The quality of the process here will define the ability for the product to be maintained, grow, be stable, be profitable, be supported and adapted by different people though out the life of the application (game or what ever, they are all the same behind the scenes, 0s and 1s flying around).

Good things you would of thought .......

Hence why I describe it as white box, as there are going to be all kinds of people (i.e. other programmers) looking inside it to see what is going on.

So there better be architecture, planning, coding standards, documentation, integrated development, comments, operation tools, etc. The real basics of programming that are there for the big picture and long game.

The insistence of short sighted people to bypass this "because they know better" or under the believe that the code they are writing will never be touched again, have no place in a professional environment that deals with the internet or an ongoing product.

Technical Debt

Technical Debt
Make poor choices now or hack it out in the short run, and you will pay for it dearly in the future in support and low productivity; it is only very short sighted or instant gratification driven organisations that typically take this route.

Ironically offsetting the poor choices onto engineering "to fix".

So ?

Remember there is nothing more important than the employees of the company, nothing. Doesn't take a degree in psychology to know what the ultimate outcome is of not remembering that.

Remember which environment you are in and what is the true cost of what you are doing.

Do it properly or don't do it at all. Properly isn't some academic dream or waste of time, it's how great companies emerge and awesome products become a joy to work with.

Tis is any wonder that the majority of successful tech companies on the net are run by people which a lot of technical knowledge who don't compromise on quality of approach ?


  1. Too true .........

  2. "Elegance is a combination of power and simplicity.

    Elegant code does much with little. Elegant code is not only correct, but visibly, transparently correct. It does not merely communicate an algorithm to a computer,but also conveys insight and assurance to the mind of a human that reads it. By seeking elegance in our code, we build better code. Learning to write transparent code is the first, long step toward writing elegant code - and taking care to make code discoverable helps us learn how to make it transparent. Elegant code is both transparent and discoverable."
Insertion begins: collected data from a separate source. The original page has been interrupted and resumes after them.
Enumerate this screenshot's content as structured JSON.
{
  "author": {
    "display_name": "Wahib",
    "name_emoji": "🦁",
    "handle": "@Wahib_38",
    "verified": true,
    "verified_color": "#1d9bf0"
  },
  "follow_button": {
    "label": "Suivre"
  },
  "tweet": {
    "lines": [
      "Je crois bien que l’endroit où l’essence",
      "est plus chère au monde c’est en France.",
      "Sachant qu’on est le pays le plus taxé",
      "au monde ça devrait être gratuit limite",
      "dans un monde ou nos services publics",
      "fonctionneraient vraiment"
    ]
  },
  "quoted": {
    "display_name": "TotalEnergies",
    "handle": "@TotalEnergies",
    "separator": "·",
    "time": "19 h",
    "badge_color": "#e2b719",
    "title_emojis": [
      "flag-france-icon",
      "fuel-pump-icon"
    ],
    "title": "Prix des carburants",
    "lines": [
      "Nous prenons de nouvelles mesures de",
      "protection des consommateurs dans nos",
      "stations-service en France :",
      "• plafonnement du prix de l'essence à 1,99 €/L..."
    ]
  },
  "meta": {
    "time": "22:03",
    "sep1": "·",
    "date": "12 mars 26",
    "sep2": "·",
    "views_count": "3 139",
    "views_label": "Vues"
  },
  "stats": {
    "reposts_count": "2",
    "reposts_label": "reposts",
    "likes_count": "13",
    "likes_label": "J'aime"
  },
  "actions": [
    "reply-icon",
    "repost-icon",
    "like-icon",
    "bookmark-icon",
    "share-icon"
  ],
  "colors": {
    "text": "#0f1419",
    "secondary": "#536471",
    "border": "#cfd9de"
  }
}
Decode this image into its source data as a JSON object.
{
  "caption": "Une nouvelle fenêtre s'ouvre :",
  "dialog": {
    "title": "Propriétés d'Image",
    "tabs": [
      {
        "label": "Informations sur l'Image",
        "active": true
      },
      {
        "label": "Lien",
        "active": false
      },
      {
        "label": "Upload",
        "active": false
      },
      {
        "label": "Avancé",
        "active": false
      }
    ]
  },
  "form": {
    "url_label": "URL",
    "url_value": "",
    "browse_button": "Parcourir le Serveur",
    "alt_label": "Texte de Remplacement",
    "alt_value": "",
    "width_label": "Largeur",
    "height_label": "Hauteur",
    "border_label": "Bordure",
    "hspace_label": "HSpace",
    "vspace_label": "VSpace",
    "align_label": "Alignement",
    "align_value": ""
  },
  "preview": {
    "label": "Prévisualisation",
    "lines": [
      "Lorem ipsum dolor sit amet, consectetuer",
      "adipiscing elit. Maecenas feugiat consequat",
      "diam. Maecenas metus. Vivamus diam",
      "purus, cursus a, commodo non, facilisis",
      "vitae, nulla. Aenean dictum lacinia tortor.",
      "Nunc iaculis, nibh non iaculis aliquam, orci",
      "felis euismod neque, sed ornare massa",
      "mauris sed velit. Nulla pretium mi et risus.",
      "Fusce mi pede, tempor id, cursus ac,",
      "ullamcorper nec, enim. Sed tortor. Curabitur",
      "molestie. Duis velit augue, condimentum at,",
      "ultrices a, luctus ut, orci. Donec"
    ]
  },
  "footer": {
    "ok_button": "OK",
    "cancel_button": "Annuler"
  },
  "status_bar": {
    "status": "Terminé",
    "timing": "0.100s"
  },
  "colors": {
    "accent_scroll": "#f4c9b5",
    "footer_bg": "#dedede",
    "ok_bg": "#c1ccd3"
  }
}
    The Art of UNIX Programming - Eric S. Raymond

    Says it all, and backs up what you say Jeremy

  3. Standard survival practice I'd call it as well. Be flexible and adaptable while inflexible companies are constantly fire fighting and laying off good resources (people) they force into a corner to stagnate. Good to remember that 90% companies are very very young that we see as giants and they are paying for mistakes constantly right now. Be the few, the best, that don't leave it to chance and have no limit on how they can grow.

    Good write up. Always respect the builders!